Хью не разделял уверенности своего товарища, но все же спросил:

– Так когда ты поговоришь с ним?

– Да хотя бы прямо сейчас! – сказал Солли, вставая с кресла. – Я скоро вернусь, а ты пока можешь выпить еще бокал хереса.

Солли вышел из кабинета, а Хью пополнил бокал, но не смог заставить себя проглотить. Его сковало сильное волнение. Никогда раньше он не просил никого о работе, а сейчас его будущее зависело от прихоти старого Бена Гринборна. Впервые он понял, что испытывали молодые люди с начищенными туфлями и накрахмаленными воротничками, с которыми он иногда беседовал о найме на службу. В нетерпении он поднялся и подошел к окну. У дальнего берега реки стояла баржа, с которой грузчики таскали на склад тюки табака. Если это табак из Виргинии, то скорее всего о сделке договаривался как раз он.

Хью на мгновение показалось, что он снова ожидает отправки судна в Бостон, как шесть лет назад. Как и в тот раз, он оставляет позади привычную жизнь, не зная, что готовит ему завтрашний день.

Солли вернулся с отцом. Бен Гринборн, как всегда, походил на старого прусского генерала со строгой осанкой. Хью пожал ему руку и почти украдкой посмотрел в лицо. Брови были нахмурены, губы сжаты. Неужели это отказ?

– Солли сказал, что твои родственники решили не предлагать тебе должность партнера. – Бен говорил, словно чеканя и взвешивая каждое слово.

– Точнее говоря, они сделали такое предложение, но потом передумали.

Бен кивнул. Он ценил точность.

– Не мне критиковать их решение. Но если вы выставляете на продажу свой опыт, приобретенный в Северной Америке, то я определенно готов предложить за него подходящую цену.

Сердце в груди у Хью забилось быстрее. Похоже, ему предлагают работу.

– Благодарю вас! – не удержался он.

– Но во избежание возможных разногласий я с самого начала хочу четко заявить, что здесь вам никогда не предложат стать партнером.

Настолько далеко Хью в будущее не заглядывал, но тем не менее эти слова несколько охладили его восторг.

– Да-да, я понимаю.

– Я говорю это сейчас, чтобы вы не думали, будто этот факт каким-то образом связан с вашей работой. У меня много неплохих знакомых и коллег из христиан, но все партнеры этого банка всегда были евреями, и так будет и впредь.

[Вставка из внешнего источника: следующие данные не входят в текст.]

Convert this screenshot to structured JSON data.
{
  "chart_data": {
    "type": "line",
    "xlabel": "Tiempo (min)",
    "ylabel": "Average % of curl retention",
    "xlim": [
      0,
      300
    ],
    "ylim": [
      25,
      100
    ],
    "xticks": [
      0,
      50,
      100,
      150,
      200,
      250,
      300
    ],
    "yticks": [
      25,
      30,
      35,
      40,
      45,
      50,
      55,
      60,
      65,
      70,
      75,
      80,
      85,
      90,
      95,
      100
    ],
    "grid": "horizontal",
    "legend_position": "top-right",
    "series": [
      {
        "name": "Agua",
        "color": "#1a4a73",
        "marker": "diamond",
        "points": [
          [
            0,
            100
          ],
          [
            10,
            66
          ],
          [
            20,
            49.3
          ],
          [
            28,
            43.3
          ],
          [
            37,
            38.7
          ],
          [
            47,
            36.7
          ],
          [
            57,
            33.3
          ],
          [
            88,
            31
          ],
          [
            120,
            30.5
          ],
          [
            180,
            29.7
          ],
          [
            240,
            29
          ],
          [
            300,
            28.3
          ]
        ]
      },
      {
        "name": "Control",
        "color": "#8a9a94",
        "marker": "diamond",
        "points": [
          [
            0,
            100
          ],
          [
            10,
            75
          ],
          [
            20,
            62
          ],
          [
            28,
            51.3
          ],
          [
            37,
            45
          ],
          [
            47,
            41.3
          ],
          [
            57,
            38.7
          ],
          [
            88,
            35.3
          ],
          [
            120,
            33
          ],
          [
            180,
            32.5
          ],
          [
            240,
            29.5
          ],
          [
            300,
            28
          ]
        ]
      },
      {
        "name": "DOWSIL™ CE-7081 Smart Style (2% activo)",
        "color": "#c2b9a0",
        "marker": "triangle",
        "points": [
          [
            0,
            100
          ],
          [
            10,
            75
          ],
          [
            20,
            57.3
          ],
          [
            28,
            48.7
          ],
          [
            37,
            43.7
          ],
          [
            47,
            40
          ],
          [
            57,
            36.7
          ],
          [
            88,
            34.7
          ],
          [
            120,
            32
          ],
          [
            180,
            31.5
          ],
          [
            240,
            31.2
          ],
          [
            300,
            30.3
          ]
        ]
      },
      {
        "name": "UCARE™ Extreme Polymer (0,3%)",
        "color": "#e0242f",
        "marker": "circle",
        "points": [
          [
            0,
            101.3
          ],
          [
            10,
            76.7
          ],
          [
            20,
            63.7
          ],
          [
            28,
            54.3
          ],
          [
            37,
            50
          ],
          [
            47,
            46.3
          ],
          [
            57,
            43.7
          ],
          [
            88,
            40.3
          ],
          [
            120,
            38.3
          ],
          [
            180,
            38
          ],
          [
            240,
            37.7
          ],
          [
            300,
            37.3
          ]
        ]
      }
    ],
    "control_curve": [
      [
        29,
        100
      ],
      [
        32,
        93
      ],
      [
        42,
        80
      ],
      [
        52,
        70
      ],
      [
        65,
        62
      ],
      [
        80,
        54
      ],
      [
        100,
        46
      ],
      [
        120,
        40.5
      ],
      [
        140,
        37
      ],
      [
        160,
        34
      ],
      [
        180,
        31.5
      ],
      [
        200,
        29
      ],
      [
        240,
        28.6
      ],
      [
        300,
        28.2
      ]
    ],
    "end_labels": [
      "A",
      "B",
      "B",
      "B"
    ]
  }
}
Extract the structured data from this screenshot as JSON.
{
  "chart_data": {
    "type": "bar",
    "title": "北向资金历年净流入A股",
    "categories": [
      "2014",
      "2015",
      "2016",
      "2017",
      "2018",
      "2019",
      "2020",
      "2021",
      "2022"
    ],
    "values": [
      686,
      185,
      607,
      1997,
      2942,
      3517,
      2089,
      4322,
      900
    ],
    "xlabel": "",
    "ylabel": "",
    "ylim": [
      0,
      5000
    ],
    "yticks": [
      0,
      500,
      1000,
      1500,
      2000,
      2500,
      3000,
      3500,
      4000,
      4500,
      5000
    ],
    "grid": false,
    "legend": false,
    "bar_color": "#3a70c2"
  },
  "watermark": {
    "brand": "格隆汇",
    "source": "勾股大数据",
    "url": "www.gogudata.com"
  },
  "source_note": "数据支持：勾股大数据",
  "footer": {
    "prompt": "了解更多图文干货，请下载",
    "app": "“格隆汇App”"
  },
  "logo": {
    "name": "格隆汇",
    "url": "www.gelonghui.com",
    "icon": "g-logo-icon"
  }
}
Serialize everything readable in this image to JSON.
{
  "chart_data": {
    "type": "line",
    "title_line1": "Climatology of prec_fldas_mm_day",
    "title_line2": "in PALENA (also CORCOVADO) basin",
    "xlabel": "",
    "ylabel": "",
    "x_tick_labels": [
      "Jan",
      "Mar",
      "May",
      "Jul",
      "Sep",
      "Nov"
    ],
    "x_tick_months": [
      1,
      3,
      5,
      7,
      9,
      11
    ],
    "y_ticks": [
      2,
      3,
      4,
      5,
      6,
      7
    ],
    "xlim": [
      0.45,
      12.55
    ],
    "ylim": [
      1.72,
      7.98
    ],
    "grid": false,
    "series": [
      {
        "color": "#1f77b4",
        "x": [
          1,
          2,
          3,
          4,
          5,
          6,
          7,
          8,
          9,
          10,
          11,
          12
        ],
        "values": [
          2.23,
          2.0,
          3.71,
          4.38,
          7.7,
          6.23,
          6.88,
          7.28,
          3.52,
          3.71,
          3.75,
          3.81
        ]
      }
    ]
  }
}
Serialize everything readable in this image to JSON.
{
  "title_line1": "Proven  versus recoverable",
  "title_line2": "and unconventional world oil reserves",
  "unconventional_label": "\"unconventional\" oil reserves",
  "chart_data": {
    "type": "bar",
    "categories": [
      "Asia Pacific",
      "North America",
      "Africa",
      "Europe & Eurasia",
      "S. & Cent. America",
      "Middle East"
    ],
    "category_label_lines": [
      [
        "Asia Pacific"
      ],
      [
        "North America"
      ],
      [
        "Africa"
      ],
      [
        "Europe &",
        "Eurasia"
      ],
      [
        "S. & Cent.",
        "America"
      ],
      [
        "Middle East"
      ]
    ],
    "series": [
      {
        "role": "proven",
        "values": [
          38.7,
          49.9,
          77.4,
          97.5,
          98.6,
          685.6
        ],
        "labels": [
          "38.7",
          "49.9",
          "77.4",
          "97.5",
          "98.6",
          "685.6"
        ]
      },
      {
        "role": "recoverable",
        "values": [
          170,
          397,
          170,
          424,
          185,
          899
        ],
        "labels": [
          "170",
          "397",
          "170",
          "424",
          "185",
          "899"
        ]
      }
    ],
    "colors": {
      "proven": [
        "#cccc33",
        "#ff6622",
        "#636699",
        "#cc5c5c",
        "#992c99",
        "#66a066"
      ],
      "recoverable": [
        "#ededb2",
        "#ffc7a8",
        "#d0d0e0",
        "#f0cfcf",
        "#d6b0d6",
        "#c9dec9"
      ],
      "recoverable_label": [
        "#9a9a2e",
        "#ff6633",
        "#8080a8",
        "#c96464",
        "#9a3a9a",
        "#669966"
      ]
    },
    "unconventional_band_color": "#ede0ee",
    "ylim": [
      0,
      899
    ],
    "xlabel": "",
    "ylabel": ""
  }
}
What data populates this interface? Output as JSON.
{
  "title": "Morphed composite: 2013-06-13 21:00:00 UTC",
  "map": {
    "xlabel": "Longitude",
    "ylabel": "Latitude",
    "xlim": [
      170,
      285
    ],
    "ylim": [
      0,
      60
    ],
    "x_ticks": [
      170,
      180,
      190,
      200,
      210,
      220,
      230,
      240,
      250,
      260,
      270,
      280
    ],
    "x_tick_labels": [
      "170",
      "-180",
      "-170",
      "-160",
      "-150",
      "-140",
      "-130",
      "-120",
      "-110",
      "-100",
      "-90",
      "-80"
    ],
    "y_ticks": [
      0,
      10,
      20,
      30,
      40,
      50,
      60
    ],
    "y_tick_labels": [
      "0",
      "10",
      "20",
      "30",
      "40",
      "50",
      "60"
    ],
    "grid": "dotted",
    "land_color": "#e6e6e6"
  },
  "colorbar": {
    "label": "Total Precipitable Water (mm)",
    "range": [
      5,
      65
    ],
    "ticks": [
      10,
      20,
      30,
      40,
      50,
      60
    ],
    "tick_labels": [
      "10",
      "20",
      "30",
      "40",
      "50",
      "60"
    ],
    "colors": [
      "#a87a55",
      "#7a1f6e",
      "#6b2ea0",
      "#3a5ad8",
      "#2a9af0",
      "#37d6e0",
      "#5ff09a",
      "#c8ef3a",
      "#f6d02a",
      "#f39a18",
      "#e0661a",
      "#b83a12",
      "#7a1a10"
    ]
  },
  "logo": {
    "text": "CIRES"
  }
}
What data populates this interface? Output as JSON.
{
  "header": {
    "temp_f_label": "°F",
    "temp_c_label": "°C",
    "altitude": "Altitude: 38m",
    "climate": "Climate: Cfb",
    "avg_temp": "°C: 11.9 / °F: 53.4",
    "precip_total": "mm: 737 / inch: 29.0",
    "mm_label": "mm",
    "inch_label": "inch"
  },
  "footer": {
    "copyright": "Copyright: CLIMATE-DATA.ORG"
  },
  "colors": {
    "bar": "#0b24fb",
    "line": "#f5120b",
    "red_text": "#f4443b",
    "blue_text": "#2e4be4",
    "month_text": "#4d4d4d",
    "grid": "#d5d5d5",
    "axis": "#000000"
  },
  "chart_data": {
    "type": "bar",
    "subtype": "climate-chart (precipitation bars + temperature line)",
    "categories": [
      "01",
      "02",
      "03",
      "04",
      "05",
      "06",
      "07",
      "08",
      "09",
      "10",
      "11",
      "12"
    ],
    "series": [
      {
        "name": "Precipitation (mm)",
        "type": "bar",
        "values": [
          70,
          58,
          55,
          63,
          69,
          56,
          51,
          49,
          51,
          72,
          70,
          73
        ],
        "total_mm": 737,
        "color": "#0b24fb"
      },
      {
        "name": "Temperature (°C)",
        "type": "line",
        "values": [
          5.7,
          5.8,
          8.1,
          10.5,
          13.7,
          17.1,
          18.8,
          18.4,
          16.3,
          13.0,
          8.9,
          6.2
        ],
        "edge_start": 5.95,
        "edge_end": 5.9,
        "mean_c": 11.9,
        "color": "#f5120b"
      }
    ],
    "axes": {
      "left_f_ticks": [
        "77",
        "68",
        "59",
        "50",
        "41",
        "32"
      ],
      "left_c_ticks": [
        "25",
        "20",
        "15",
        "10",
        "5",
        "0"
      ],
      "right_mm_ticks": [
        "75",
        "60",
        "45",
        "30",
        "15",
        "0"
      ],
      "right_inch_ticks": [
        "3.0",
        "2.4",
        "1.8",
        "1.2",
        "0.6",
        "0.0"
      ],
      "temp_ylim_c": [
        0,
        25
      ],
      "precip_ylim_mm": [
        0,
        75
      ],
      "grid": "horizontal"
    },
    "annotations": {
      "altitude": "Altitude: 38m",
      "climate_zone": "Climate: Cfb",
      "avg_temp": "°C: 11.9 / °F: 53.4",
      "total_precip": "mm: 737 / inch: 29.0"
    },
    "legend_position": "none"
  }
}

– Я ценю вашу прямоту, – сказал Хью, но про себя подумал: «Какой же он, по сути, сухарь!»

– Ваше предложение остается в силе?

– Да.

– Тогда надеюсь на плодотворное сотрудничество, – сказал Бен Гринборн, еще раз пожимая руку Хью, после чего повернулся и вышел.

– Добро пожаловать в фирму! – Солли и не пытался сдерживать улыбку до ушей.

– Спасибо, – ответил Хью и сел на диван.

Радость его омрачала мысль, что он никогда не станет партнером банка, но он постарался найти в своем нынешнем положении и хорошие стороны. Он получит хорошее жалованье и продолжит жить с комфортом – просто никогда не станет миллионером и не будет заведовать операциями, которые берут на себя только партнеры.

– Ну, когда приступишь к работе? – спросил Солли.

Хью еще не думал об этом.

– Вроде бы я должен подать официальное прошение об отставке за девяносто дней.

– Постарайся побыстрее.

– Да, конечно. Солли, я так рад, ты даже не представляешь.

– И я рад.

Хью не знал, что сказать еще, и поэтому встал, чтобы попрощаться, но Солли удержал его.

– Слушай, я тоже хотел кое о чем с тобой поговорить.

– Слушаю, – сказал Хью, снова садясь на диван.

– Насчет Норы. Надеюсь, ты не обидишься.

Хью задумался. Они с Солли были старыми друзьями, но заводить разговор о своей жене ему не хотелось. Он и сам еще не разобрался в своих к ней чувствах. С одной стороны, его расстроила устроенная ею сцена, но с другой стороны, ее можно было оправдать. Его иногда раздражали ее произношение, ее манеры и происхождение из рабочей среды, но он также гордился тем, что она такая симпатичная и очаровательная.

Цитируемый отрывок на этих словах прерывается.